Treatment during pregnancy is intended to both treat the pregnant women and prevent transmission to the fetuses. Treatment is imperative and should not be postponed due to the risk of miscarriage, prematurity or fetal infection7. Liposomal amphotericin B (LAmB) is the drug of choice because of its higher safety profile and effectiveness when compared to pentavalent antimonials or amphotericin B deoxycholate, which presents a higher risk of nephrotoxicity. No case of vertical transmission of VL nor any abnormality in the fetus was reported after liposomal amphotericin B treatment1,3. However, pentavalent antimonials can cross the placental barrier and, in theory, cause mental retardation. The use of LAmB offers the additional advantage of a short-term treatment and provides a rapid improvement in clinical and laboratory parameters7. The main disadvantage of this drug is its high cost, which explains the preference for antimonials in developing countries, in spite of the secondary expenses related to prolonged hospitalization, emergence of resistance, therapeutic failures and adverse effects such as abortion and preterm labor in pregnant women. In a retrospective analysis Mueller et al. reviewed 39 cases of pregnant women suffering from VL in Eastern Sudan between 2004 and 2005, 23 of whom were treated with sodium stibogluconate, 12 with LAmB and 4 with both drugs. The most striking feature was that there were 13 (57%) spontaneous abortions in the sodium stibogluconate monotherapy group and none in the other two groups. All spontaneous abortions occurred in the first two quarters1.
The criteria for cure are essentially clinical, with disappearance of the fever, gradual reduction of hepatosplenomegaly, improvement of hematological parameters and weight gain.
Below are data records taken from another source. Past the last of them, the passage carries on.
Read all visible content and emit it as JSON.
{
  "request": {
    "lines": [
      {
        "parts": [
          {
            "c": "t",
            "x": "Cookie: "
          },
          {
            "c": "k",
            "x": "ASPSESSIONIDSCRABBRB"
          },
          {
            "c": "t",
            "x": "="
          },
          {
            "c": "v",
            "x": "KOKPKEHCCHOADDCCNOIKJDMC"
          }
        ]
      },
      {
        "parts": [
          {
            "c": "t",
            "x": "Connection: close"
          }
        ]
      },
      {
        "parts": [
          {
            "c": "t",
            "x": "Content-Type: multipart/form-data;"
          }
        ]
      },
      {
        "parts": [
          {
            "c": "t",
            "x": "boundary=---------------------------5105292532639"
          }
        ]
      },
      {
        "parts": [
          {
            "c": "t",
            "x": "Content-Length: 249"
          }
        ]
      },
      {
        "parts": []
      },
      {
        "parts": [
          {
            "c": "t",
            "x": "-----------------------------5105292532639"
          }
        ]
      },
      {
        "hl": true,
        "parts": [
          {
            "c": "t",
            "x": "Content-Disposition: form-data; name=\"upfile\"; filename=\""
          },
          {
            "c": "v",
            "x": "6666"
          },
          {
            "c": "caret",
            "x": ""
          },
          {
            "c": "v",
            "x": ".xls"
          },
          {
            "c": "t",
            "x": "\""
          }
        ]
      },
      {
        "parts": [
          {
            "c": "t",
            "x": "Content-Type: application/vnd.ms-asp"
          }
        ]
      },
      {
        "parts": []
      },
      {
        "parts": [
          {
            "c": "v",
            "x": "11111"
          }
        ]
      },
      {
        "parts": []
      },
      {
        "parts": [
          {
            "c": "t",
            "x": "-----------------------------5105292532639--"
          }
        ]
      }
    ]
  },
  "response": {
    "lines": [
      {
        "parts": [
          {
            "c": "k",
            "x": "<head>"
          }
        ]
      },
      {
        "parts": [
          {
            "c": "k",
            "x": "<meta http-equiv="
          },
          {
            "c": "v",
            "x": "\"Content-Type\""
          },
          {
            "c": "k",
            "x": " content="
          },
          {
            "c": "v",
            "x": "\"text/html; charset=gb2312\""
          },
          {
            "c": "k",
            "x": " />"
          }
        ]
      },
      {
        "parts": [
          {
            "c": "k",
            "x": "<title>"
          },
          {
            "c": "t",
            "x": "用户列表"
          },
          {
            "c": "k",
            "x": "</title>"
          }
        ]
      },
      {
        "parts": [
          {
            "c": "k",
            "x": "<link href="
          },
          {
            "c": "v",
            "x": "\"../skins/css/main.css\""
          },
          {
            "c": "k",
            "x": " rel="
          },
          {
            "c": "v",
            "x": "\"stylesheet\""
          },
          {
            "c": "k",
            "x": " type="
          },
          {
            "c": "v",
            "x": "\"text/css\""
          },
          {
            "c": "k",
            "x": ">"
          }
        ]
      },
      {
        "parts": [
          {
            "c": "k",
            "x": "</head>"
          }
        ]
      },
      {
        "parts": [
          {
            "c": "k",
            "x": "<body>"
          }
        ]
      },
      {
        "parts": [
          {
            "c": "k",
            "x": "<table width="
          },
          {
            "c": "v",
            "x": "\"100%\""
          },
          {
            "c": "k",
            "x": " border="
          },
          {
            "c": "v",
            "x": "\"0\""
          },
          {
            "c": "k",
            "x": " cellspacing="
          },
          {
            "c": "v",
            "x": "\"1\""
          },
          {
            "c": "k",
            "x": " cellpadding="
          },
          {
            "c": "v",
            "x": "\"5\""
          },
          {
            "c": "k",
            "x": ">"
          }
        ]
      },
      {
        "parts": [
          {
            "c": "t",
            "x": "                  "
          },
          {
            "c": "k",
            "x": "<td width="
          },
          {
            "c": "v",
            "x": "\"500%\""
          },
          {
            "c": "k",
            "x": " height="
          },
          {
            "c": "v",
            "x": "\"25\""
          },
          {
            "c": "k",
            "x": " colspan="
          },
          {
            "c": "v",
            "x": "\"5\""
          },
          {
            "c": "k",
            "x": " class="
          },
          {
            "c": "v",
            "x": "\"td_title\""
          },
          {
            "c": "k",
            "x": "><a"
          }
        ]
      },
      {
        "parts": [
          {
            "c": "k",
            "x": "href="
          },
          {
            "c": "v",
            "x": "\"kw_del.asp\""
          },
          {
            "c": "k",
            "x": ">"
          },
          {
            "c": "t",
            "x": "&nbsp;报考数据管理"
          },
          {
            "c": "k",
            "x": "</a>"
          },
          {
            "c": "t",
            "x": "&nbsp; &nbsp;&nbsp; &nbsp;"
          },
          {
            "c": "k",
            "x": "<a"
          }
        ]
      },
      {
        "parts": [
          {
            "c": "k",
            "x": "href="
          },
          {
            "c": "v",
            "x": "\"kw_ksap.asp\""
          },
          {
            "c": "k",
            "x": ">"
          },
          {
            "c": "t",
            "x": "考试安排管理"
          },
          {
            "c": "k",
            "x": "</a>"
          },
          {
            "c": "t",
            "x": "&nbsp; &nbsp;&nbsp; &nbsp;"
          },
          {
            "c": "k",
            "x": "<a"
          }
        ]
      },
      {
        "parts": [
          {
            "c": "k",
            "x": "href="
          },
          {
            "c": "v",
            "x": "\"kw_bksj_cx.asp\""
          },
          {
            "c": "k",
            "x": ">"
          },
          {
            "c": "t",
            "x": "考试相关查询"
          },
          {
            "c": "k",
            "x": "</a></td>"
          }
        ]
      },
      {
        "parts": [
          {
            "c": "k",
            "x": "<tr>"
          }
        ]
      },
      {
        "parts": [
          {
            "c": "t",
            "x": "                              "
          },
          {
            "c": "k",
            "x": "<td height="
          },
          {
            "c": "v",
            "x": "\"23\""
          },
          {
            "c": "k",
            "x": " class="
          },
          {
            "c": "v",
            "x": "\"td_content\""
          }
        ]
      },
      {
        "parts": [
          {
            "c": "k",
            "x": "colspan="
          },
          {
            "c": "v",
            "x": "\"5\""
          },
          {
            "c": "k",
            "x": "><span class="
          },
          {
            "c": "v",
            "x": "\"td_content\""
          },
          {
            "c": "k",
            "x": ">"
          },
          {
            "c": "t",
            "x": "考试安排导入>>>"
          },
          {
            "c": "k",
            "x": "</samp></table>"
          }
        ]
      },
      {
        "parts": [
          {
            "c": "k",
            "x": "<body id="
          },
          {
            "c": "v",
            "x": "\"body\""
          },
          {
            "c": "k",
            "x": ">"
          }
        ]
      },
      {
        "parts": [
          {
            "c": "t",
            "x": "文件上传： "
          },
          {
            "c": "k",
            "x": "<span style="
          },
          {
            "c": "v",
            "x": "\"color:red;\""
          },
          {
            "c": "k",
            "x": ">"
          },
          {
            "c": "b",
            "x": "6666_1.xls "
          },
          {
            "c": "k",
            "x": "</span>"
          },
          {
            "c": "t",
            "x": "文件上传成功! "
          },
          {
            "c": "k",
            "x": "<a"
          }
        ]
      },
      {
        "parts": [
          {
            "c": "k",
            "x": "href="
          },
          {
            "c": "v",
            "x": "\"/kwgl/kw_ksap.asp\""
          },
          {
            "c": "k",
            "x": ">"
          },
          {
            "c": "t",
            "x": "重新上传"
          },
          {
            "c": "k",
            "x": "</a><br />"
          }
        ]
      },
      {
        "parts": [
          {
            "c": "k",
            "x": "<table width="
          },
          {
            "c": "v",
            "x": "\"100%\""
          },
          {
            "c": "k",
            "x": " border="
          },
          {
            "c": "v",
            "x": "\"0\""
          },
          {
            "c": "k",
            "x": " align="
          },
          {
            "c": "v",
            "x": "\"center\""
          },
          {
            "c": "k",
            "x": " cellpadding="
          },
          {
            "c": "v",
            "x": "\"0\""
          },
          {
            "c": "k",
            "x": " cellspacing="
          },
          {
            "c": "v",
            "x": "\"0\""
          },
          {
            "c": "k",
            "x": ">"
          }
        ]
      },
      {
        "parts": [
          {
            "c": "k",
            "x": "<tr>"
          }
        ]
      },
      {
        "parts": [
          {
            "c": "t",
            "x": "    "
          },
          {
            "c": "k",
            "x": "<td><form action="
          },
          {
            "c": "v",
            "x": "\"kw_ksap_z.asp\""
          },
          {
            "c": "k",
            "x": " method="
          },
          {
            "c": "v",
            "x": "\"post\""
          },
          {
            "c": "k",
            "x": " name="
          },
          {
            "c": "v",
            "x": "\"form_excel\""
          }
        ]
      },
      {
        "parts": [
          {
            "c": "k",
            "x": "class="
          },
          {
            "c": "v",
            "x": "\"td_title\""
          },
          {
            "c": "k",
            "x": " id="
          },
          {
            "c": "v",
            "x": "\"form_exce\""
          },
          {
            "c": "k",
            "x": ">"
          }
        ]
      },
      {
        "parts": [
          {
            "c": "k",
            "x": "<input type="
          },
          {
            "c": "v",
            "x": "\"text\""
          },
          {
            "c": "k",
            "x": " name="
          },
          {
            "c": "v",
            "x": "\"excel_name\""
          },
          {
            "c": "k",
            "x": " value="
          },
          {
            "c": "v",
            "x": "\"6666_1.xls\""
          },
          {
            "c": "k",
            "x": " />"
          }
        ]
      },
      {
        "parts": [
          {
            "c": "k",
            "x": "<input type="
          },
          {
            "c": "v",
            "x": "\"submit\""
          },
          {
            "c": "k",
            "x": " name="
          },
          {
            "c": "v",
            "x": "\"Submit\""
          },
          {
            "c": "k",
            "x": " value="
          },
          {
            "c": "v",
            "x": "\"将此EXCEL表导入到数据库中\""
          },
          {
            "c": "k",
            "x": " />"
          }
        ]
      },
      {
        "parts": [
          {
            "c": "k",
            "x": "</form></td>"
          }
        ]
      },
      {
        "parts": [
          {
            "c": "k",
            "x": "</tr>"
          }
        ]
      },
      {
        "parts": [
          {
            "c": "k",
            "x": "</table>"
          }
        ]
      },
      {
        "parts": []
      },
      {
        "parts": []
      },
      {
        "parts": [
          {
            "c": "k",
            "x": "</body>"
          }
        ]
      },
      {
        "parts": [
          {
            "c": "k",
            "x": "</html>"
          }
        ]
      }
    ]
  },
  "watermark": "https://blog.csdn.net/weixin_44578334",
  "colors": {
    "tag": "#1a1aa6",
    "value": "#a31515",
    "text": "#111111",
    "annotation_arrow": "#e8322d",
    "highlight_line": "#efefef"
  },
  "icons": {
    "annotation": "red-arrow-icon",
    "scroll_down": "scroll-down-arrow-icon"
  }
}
In this situation, parasitological control is dispensable. The resurgence of eosinophils is a sign of good prognosis. Serological tests have little use because they later become normal11. Follow-up should be made for 12 months after treatment, and the patient is considered cured if he remains clinically stable in this period.
The prevention and control of leishmaniasis require a combination of intervention strategies, since the transmission occurs in a complex biological system involving the human host, the parasite, the vector, and the reservoir5. Some measures of individual protection should be stimulated, such as the use of fine mesh on mosquito nets, the use of screens on doors and windows, and the use of repellents11.
We are facing an endemic and neglected disease that, although rare in pregnancy, should be included in the differential diagnosis of all physicians who encounter women presenting signs and symptoms compatible with VL, especially prolonged fever in endemic areas. Thus, the recognition of signs and symptoms and early treatment are essential for survival and reduction of vertical transmission risk in pregnant women with VL. Currently, LAmB is the drug of choice for treatment due to its high cure rate and safety profile, but further studies and discussions are still needed in the scientific-academic scope, to better pathophysiologically elucidate VL and its effects in pregnancy.